The problem is that the original plans used stock windows that have specific measurements for the rough openings, so I had to readjust all of the internal framing. This ended up taking several hours, since the measurements are only available in four-inch increments, and the measurements were only off by an inch or so.And after all was said and done, I ended up with exactly the same windows I originally had, but changing the interstitial framing.
What it means is that the interstitials will be a bit more complex. For instance, instead of 2 2x6's nailed together to form posts, I have to create a kind of engineered lumber using plywood ripped to 5-1/2" widths and glue-laminated to the sides of a single 2x6. On the good side, this does actually work to make stronger posts.
I also changed the lower window framing because of the 2x6 walls. Now the lower sills will be continuous 2x6's fit into notches in the glu-lam posts, which will essentially make the whole thing fit together sort of like lincoln logs. And I'm going to pre-drill holes for the electrical, because it's a hell of a lot easier to do that before you put the walls together than afterwards.
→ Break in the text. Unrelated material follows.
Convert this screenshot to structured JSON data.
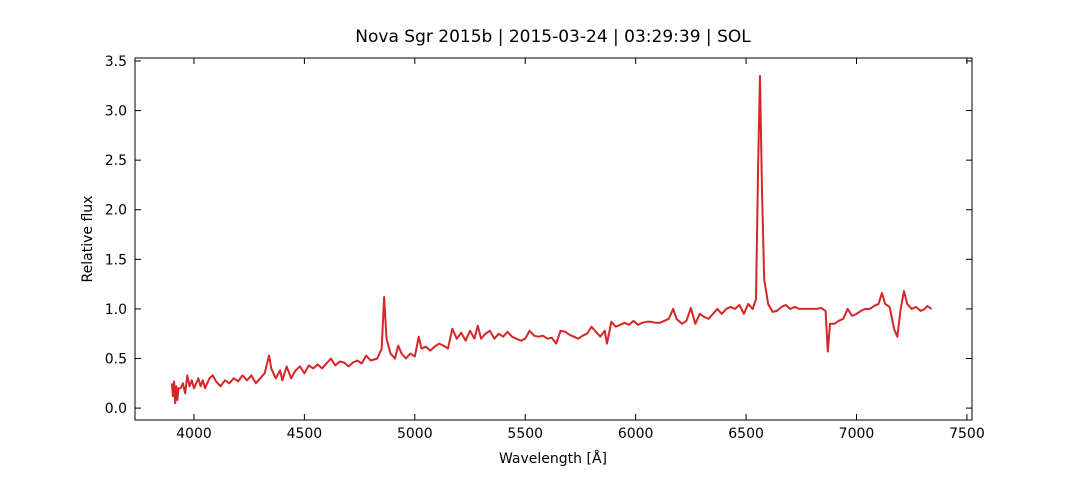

I found a little secret in my perusing of various how-to books. WIth the header above the windows and doors, since I already have to make the header out of compositing both dimensional lumber and plywood, the trick is to sandwich a piece of thin steel flashing in between the layers. It doesn't add that much weight, but because it's sandwiched and held in place, it can't flex and it's incredibly strong-- you're essentially making a steel beam. And that's just cool.